Capcom has concluded its investigation into the attack ransomware suffered last November in which company files and data were stolen. Shortly after the news, it was learned that there was a leak of customer and worker data, but the extent was not known. In an official message, Capcom confirms that the data at risk included no credit cards since all transactions are carried out with an external provider in another system that was not a victim of the attack “and therefore Capcom does not keep any internal information”. The systems affected by the incident were not related to the means of payment or online purchases: “These systems were not involved in the incident and continue to be safe for customers and online gambling purchases.”.

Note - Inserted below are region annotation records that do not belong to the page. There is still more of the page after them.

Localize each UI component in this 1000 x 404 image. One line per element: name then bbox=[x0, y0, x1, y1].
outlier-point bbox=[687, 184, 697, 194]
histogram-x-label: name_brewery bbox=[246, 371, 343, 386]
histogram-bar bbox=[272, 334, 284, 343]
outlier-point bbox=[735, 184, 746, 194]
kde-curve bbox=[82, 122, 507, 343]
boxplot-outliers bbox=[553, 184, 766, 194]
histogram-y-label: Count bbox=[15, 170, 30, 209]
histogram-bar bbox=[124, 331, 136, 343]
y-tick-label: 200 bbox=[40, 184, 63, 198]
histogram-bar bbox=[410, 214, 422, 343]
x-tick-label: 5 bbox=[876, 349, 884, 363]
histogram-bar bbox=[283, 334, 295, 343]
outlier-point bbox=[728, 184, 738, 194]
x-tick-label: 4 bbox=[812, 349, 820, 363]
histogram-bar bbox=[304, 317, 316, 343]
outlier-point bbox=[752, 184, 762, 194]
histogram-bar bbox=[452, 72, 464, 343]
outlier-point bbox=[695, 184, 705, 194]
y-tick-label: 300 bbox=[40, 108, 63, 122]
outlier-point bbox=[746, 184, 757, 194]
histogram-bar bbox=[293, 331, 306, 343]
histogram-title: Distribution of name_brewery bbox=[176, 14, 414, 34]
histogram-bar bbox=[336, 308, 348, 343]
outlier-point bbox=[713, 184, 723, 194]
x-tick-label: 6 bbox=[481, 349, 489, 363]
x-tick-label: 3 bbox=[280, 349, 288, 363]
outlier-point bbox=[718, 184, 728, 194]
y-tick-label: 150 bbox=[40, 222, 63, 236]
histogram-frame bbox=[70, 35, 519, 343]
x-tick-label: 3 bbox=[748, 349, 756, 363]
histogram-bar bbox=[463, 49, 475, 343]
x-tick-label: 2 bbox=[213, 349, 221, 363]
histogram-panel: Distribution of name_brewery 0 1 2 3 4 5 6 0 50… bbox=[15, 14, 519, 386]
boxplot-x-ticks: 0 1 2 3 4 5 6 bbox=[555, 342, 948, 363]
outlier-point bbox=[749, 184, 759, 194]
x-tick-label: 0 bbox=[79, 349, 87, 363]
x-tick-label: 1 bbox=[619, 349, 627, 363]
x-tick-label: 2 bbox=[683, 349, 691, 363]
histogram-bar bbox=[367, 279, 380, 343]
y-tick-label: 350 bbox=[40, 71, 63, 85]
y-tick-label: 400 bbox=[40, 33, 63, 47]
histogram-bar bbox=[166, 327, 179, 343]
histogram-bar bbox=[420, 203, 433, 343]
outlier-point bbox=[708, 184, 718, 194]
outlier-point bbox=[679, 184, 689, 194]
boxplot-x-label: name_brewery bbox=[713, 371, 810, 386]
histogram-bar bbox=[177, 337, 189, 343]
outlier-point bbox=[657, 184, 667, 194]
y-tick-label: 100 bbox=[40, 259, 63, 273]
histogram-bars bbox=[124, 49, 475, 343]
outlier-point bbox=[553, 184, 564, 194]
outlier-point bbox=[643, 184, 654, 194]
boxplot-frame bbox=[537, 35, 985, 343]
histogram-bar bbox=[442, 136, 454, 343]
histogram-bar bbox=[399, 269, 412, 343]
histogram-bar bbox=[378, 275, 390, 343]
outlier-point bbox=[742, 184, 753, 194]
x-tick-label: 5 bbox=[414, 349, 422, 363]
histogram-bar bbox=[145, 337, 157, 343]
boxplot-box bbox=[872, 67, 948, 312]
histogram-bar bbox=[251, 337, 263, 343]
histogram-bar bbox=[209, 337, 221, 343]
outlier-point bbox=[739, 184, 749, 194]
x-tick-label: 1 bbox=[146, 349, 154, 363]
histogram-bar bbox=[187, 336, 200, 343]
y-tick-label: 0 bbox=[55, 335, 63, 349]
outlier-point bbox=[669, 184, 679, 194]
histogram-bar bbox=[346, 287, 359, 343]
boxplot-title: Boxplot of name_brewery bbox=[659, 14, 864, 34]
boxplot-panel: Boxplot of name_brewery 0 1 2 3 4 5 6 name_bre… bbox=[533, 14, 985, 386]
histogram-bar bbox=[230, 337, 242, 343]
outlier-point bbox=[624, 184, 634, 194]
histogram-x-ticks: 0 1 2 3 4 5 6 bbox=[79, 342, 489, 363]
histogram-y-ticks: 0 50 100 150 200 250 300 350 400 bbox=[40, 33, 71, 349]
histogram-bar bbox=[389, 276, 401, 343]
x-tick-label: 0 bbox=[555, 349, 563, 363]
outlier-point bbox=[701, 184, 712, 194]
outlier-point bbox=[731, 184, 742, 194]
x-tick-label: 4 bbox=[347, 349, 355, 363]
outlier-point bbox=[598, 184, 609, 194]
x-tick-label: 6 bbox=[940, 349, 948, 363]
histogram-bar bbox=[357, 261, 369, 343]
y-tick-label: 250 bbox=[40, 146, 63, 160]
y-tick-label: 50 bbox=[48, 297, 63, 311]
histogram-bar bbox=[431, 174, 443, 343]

This does not mean that there are no affected accounts, in fact it is estimated that there are some 15,600 compromised accounts and customer, partner or staff data covering 390,000 people, with information on names, emails and in the case of Japanese users, addresses and numbers. phone. “Because a part cannot be specifically determined due to issues including loss of records as a result of the attack, Capcom has included the maximum number of people whose data was kept on all potentially compromised servers,” says Capcom. “The company has not been able to confirm damage as a result of misuse of compromised information at this time.”.
Ransomware to developers, the new target of hackers
The attack was carried out by Ragnar Locker, a group that extorted Capcom with the theft of 1 TB of information about games, plans and other data. To give back access to the files, the hackers asked for 11 million dollars in bitcoins; if you do not pay, the data will be published or sold. Something similar happened shortly after with CD Projekt RED, the creators of Cyberpunk 2077 Y The Witcher; code for various games – including the next-generation version of The Witcher 3– was auctioned.